Liu Xin-Rui, Cai Cui-Xia, Luo Li-Min, Zheng Wen-Ling, Shi Rong, Zeng Jun, Xu You-Qin, Wei Min, Ma Wen-Li
Institute of Genetic Engineering, School of Basic Medical Sciences, Southern Medical University, No.1838, Baiyun Road North, Guangzhou, China.
Centre for Liver Disease, 458th Hospital of PLA, Guangzhou, 510602 China.
Cancer Cell Int. 2016 Feb 29;16:15. doi: 10.1186/s12935-016-0286-5. eCollection 2016.
Sushi Domain Containing 2 (SUSD2) has been identified as a regulator of colon and breast cancer. Increasing evidence suggests that SUSD2 plays a key role in tumorigenesis. However, the SUSD2 expression status and its functions in hepatocellular carcinoma (HCC) are still unrevealed. In the present study, we intended to investigate SUSD2 expression status and its correlation with the clinicopathological features in HCC patients. Furthermore,we examined the influence of SUSD2 on the proliferation, apoptosis, invasion and migration of the HCC cell lines HepG2 and SMMC7721.
We evaluated the SUSD2 expression in HCC tissues and paired normal liver tissues by quantitative real-time PCR and western blotting analysis. The clinicopathological significance of SUSD2 was investigated by immunohistochemistry (IHC) on a HCC tissue microarray. Receiver operating characteristic (ROC) analysis was applied to determine the optimal cut-off score for positive expression of SUSD2. The correlation between SUSD2 protein expression and clinicopathological features of HCC was analyzed by Chi square test. The cell proliferation, apoptosis, invasion and migration potential were observed to detect the functions of SUSD2 in HCC cells.
Decreased expression of SUSD2 mRNA and protein were observed in the majority of HCC tissues, compared with paired normal liver tissues.
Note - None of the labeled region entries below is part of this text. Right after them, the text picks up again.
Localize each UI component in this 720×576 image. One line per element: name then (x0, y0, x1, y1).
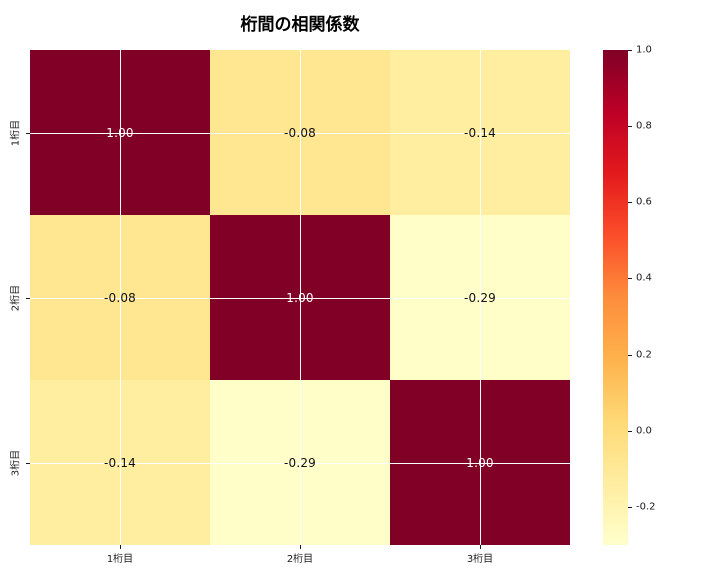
cell-value: -0.08 (103, 290, 137, 305)
y-tick (26, 132, 30, 134)
y-tick-label: 3桁目 (10, 449, 22, 476)
colorbar-tick (628, 202, 632, 204)
cell-value: 1.00 (106, 125, 134, 140)
colorbar (603, 50, 628, 545)
colorbar-tick-label: 0.6 (636, 196, 652, 208)
colorbar-tick-label: 0.2 (636, 349, 652, 361)
cell-value: 1.00 (286, 290, 314, 305)
y-tick-label: 2桁目 (10, 284, 22, 311)
colorbar-tick (628, 50, 632, 51)
y-tick (26, 297, 30, 299)
chart-title: 桁間の相関係数 (240, 15, 360, 35)
x-tick (300, 545, 301, 549)
colorbar-tick (628, 126, 632, 128)
y-tick (26, 462, 30, 464)
cell-value: -0.14 (463, 125, 497, 140)
colorbar-tick (628, 354, 632, 356)
x-tick (480, 545, 481, 549)
colorbar-tick-label: 0.8 (636, 120, 652, 132)
gridline-horizontal (30, 297, 570, 299)
x-tick-label: 2桁目 (286, 554, 314, 565)
colorbar-tick (628, 278, 632, 280)
cell-value: -0.08 (283, 125, 317, 140)
cell-value: 1.00 (466, 455, 494, 470)
x-tick-label: 3桁目 (466, 554, 494, 565)
colorbar-tick-label: -0.2 (636, 501, 656, 513)
colorbar-tick-label: 0.4 (636, 272, 652, 284)
x-tick (120, 545, 121, 549)
colorbar-tick-label: 1.0 (636, 44, 652, 56)
colorbar-tick (628, 506, 632, 508)
colorbar-tick-label: 0.0 (636, 425, 652, 437)
heatmap-canvas: 1.00 -0.08 -0.14 -0.08 1.00 -0.29 -0.14 -0.29 1.… (30, 50, 570, 545)
y-tick-label: 1桁目 (10, 119, 22, 146)
cell-value: -0.29 (463, 290, 497, 305)
x-tick-label: 1桁目 (106, 554, 134, 565)
gridline-horizontal (30, 462, 570, 464)
gridline-vertical (480, 50, 481, 545)
cell-value: -0.14 (103, 455, 137, 470)
colorbar-tick (628, 430, 632, 432)
cell-value: -0.29 (283, 455, 317, 470)
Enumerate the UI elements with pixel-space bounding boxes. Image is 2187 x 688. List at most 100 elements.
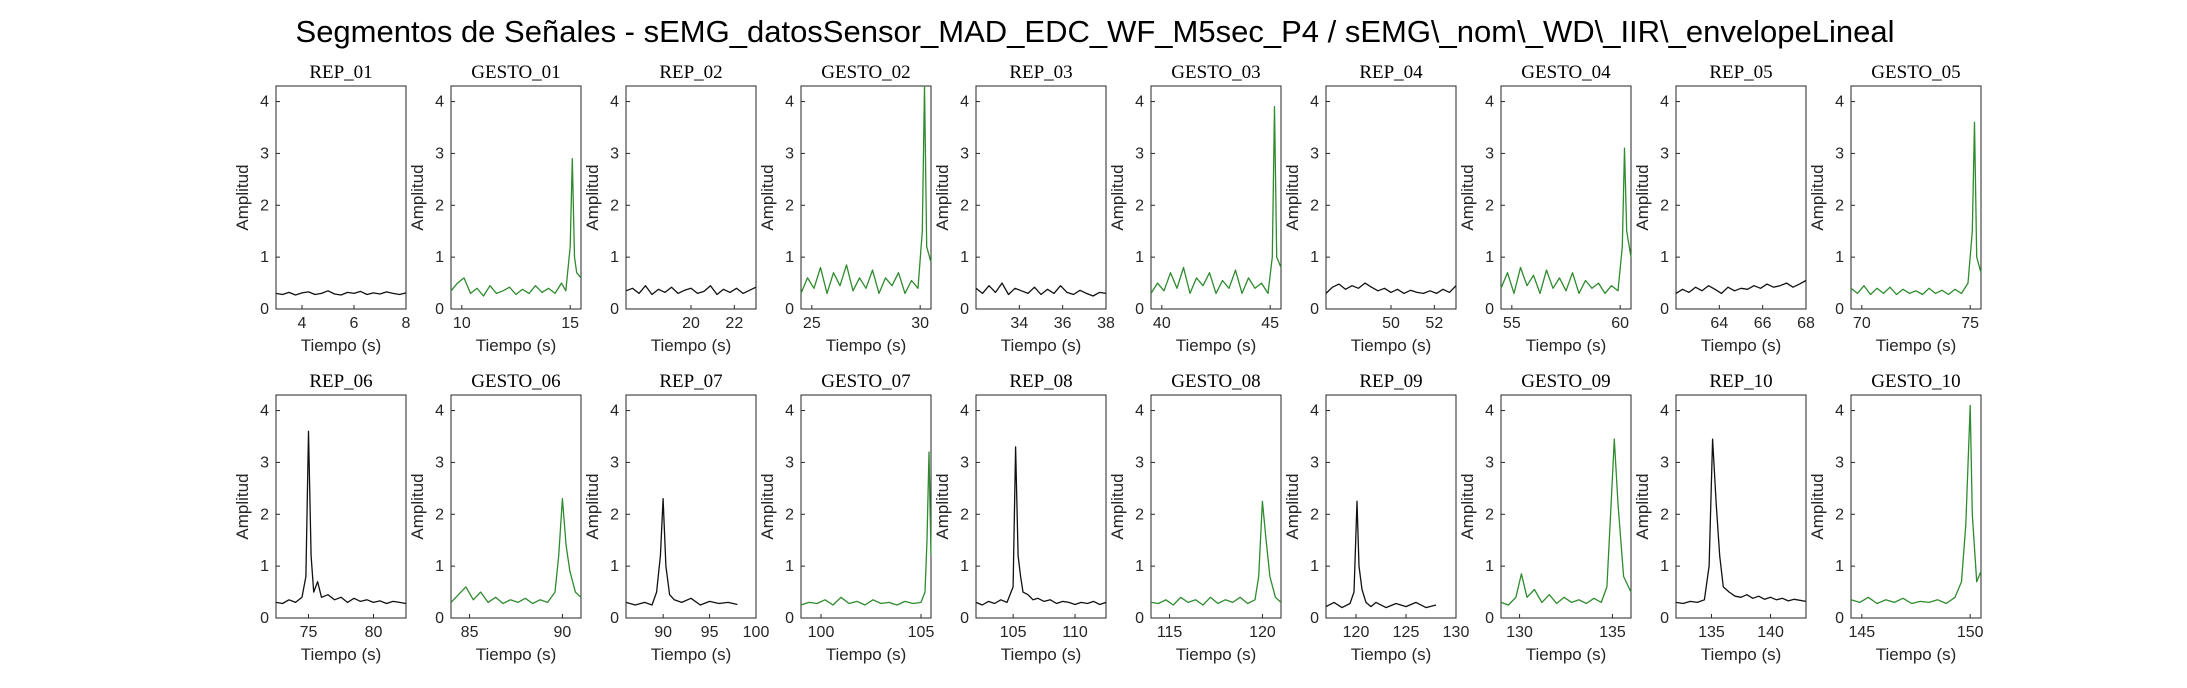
chart-12-xtick-label: 85 xyxy=(461,624,479,641)
chart-15-xtick-label: 110 xyxy=(1062,624,1088,641)
chart-13-xtick-label: 90 xyxy=(654,624,672,641)
chart-8-signal-line xyxy=(1500,147,1632,295)
chart-8-ytick-label: 4 xyxy=(1485,94,1494,111)
chart-19-ylabel: Amplitud xyxy=(1633,473,1652,539)
chart-19-ytick-label: 1 xyxy=(1660,558,1669,575)
chart-13: REP_07 0 1 2 3 4 90 95 100 Tiempo (s) Amplitud xyxy=(583,371,769,664)
chart-13-signal-line xyxy=(625,498,738,606)
chart-14-xtick-label: 100 xyxy=(808,624,835,641)
chart-16: GESTO_08 0 1 2 3 4 115 120 Tiempo (s) Amplitud xyxy=(1108,371,1282,664)
chart-2-ytick-label: 3 xyxy=(435,145,444,162)
chart-20-ylabel: Amplitud xyxy=(1808,473,1827,539)
chart-4-xtick-label: 25 xyxy=(803,315,821,332)
chart-15-ytick-label: 0 xyxy=(960,610,969,627)
chart-17-title: REP_09 xyxy=(1359,371,1422,392)
chart-8-xlabel: Tiempo (s) xyxy=(1526,336,1607,355)
chart-13-ytick-label: 0 xyxy=(610,610,619,627)
chart-10-ytick-label: 0 xyxy=(1835,301,1844,318)
chart-12-xtick-label: 90 xyxy=(554,624,572,641)
chart-12-ytick-label: 1 xyxy=(435,558,444,575)
chart-19-axes-box xyxy=(1675,394,1807,619)
chart-17-xlabel: Tiempo (s) xyxy=(1351,645,1432,664)
chart-17-ylabel: Amplitud xyxy=(1283,473,1302,539)
chart-1: REP_01 0 1 2 3 4 4 6 8 Tiempo (s) Amplitud xyxy=(233,62,411,355)
chart-15-signal-line xyxy=(975,446,1107,606)
chart-9-xlabel: Tiempo (s) xyxy=(1701,336,1782,355)
chart-20-ytick-label: 3 xyxy=(1835,454,1844,471)
chart-8-title: GESTO_04 xyxy=(1521,62,1611,83)
chart-1-title: REP_01 xyxy=(309,62,372,83)
chart-13-xtick-label: 100 xyxy=(743,624,770,641)
chart-16-ytick-label: 1 xyxy=(1135,558,1144,575)
chart-3-ylabel: Amplitud xyxy=(583,164,602,230)
chart-1-ytick-label: 2 xyxy=(260,197,269,214)
chart-20-xtick-label: 145 xyxy=(1848,624,1875,641)
chart-20-signal-line xyxy=(1850,404,1982,605)
chart-6-ytick-label: 3 xyxy=(1135,145,1144,162)
chart-14-signal-line xyxy=(800,451,932,606)
chart-5-ylabel: Amplitud xyxy=(933,164,952,230)
chart-5-ytick-label: 1 xyxy=(960,249,969,266)
chart-1-xtick-label: 4 xyxy=(298,315,307,332)
chart-5-ytick-label: 0 xyxy=(960,301,969,318)
chart-12-ytick-label: 0 xyxy=(435,610,444,627)
chart-4-signal-line xyxy=(800,85,932,295)
chart-8-xtick-label: 60 xyxy=(1611,315,1629,332)
chart-15-title: REP_08 xyxy=(1009,371,1072,392)
chart-3-xtick-label: 20 xyxy=(682,315,700,332)
chart-19-title: REP_10 xyxy=(1709,371,1772,392)
chart-15: REP_08 0 1 2 3 4 105 110 Tiempo (s) Amplitud xyxy=(933,371,1107,664)
chart-7-ytick-label: 0 xyxy=(1310,301,1319,318)
chart-13-ytick-label: 4 xyxy=(610,403,619,420)
chart-14-xlabel: Tiempo (s) xyxy=(826,645,907,664)
chart-20-xlabel: Tiempo (s) xyxy=(1876,645,1957,664)
chart-2-ylabel: Amplitud xyxy=(408,164,427,230)
chart-3-title: REP_02 xyxy=(659,62,722,83)
chart-2-ytick-label: 2 xyxy=(435,197,444,214)
chart-2-axes-box xyxy=(450,85,582,310)
chart-6-ytick-label: 0 xyxy=(1135,301,1144,318)
chart-7-xtick-label: 50 xyxy=(1382,315,1400,332)
chart-20-axes-box xyxy=(1850,394,1982,619)
chart-2-signal-line xyxy=(450,157,582,297)
chart-20-ytick-label: 1 xyxy=(1835,558,1844,575)
chart-2-xtick-label: 10 xyxy=(453,315,471,332)
chart-15-ytick-label: 4 xyxy=(960,403,969,420)
chart-8-ylabel: Amplitud xyxy=(1458,164,1477,230)
chart-11-ytick-label: 3 xyxy=(260,454,269,471)
chart-2-ytick-label: 1 xyxy=(435,249,444,266)
chart-1-ytick-label: 3 xyxy=(260,145,269,162)
chart-4-xlabel: Tiempo (s) xyxy=(826,336,907,355)
chart-13-ylabel: Amplitud xyxy=(583,473,602,539)
chart-5-signal-line xyxy=(975,282,1107,297)
chart-6-axes-box xyxy=(1150,85,1282,310)
chart-18-ylabel: Amplitud xyxy=(1458,473,1477,539)
chart-20-title: GESTO_10 xyxy=(1871,371,1960,392)
chart-1-signal-line xyxy=(275,290,407,296)
chart-11-title: REP_06 xyxy=(309,371,372,392)
chart-15-ytick-label: 2 xyxy=(960,506,969,523)
chart-18-xlabel: Tiempo (s) xyxy=(1526,645,1607,664)
chart-17-xtick-label: 125 xyxy=(1393,624,1420,641)
chart-6-ytick-label: 1 xyxy=(1135,249,1144,266)
chart-18-ytick-label: 3 xyxy=(1485,454,1494,471)
chart-9-ylabel: Amplitud xyxy=(1633,164,1652,230)
chart-12: GESTO_06 0 1 2 3 4 85 90 Tiempo (s) Amplitud xyxy=(408,371,582,664)
chart-6-ylabel: Amplitud xyxy=(1108,164,1127,230)
chart-6-xlabel: Tiempo (s) xyxy=(1176,336,1257,355)
chart-18-xtick-label: 130 xyxy=(1506,624,1533,641)
chart-19-xlabel: Tiempo (s) xyxy=(1701,645,1782,664)
chart-19-ytick-label: 4 xyxy=(1660,403,1669,420)
chart-12-xlabel: Tiempo (s) xyxy=(476,645,557,664)
chart-17-signal-line xyxy=(1325,500,1437,609)
chart-12-ylabel: Amplitud xyxy=(408,473,427,539)
chart-16-ytick-label: 2 xyxy=(1135,506,1144,523)
chart-8-axes-box xyxy=(1500,85,1632,310)
chart-15-ylabel: Amplitud xyxy=(933,473,952,539)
When SUSD2 high expression percentage was determined to be above 52.5 % (area under ROC curve = 0.769, P = 0.000), low expression of SUSD2 was observed in 62.2 % (112/180) of HCC tissues and high expression of SUSD2 was observed in all normal liver tissues (16/16) by IHC. Decreased expression of SUSD2 in patients was correlated with high histological grade (χ(2) = 5.198, P = 0.023), advanced clinical stage (χ(2) = 30.244, P = 0.000), pT status (χ(2) = 33.175, P = 0.000), pN status (χ(2) = 4.785, P = 0.029), pM status (χ(2) = 4.620, P = 0.032). Down-regulation of SUSD2 promoted cell proliferation,invasion and migration,reduced the cell apoptosis.
Our findings suggest that SUSD2 may play as a tumor suppressor in HCC cells and could be served as an additional potential marker for diagnosis.
含寿司结构域蛋白2(SUSD2)已被确定为结肠癌和乳腺癌的一种调节因子。越来越多的证据表明,SUSD2在肿瘤发生过程中起关键作用。然而,SUSD2在肝细胞癌(HCC)中的表达状态及其功能仍不清楚。在本研究中,我们旨在调查HCC患者中SUSD2的表达状态及其与临床病理特征的相关性。此外,我们研究了SUSD2对HCC细胞系HepG2和SMMC7721增殖、凋亡、侵袭和迁移的影响。
我们通过定量实时PCR和蛋白质印迹分析评估HCC组织及配对正常肝组织中SUSD2的表达。通过对HCC组织芯片进行免疫组织化学(IHC)检测来研究SUSD2的临床病理意义。应用受试者工作特征(ROC)分析来确定SUSD2阳性表达的最佳截断分数。通过卡方检验分析SUSD2蛋白表达与HCC临床病理特征之间的相关性。观察细胞增殖、凋亡、侵袭和迁移潜能,以检测SUSD2在HCC细胞中的功能。
与配对的正常肝组织相比,大多数HCC组织中观察到SUSD2 mRNA和蛋白表达降低。当将SUSD2高表达百分比确定为高于52.5%(ROC曲线下面积=0.769,P=0.000)时,通过IHC在62.2%(112/180)的HCC组织中观察到SUSD2低表达,而在所有正常肝组织(16/16)中观察到SUSD2高表达。患者中SUSD2表达降低与高组织学分级(χ²=5.198,P=0.023)、临床晚期(χ²=30.244,P=0.000)、pT状态(χ²=33.175,P=0.000)、pN状态(χ²=4.785,P=0.029)、pM状态(χ²=4.620,P=0.032)相关。SUSD2的下调促进细胞增殖、侵袭和迁移,减少细胞凋亡。
我们的研究结果表明,SUSD2可能在HCC细胞中起肿瘤抑制作用,并且可作为一种额外的潜在诊断标志物。